Masari vs Katsina Civil servants
In fact, the governor’s chief press secretary, Abdul Labaran, confirmed to PREMIUM TIMES that workers were not owed and that their salaries had been completely paid up to August.
“Katsina State government doesn’t owe anybody any salary,” Mr. Labaran said over the phone after a long pause.”
He also answered in the affirmative when asked if he meant that the state government had paid workers in the state up to August. “That is correct,” he said.
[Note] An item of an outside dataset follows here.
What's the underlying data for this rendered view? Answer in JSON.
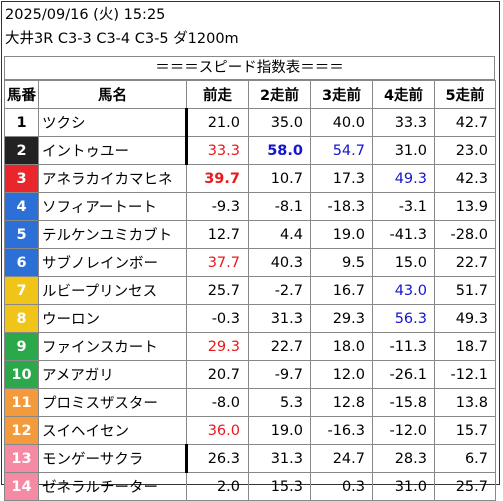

“The hopelessness of our current situation was dramatised in Lagos on 14th May when Nobel Laureate, Prof. Wole Soyinka at the presentation of two books on Rotimi Amaechi of “I don’t like money” fame canonized two architects of hope“The political atmosphere, whatever you call it, be it change or hope, whatever name, I recognise two individuals in this particular process that led the chart for change.
“These two individuals are Bola Tinubu and Rotimi Amaechi; I call them the architects of the process of change”
If the contents of a documentary on Amaechi by Rivers Integrity Group which reduces the “Lion of Bourdillon” to a child’s play comes to the view of the highly cerebral Prof today he probably would wish he was more careful in his choice of words.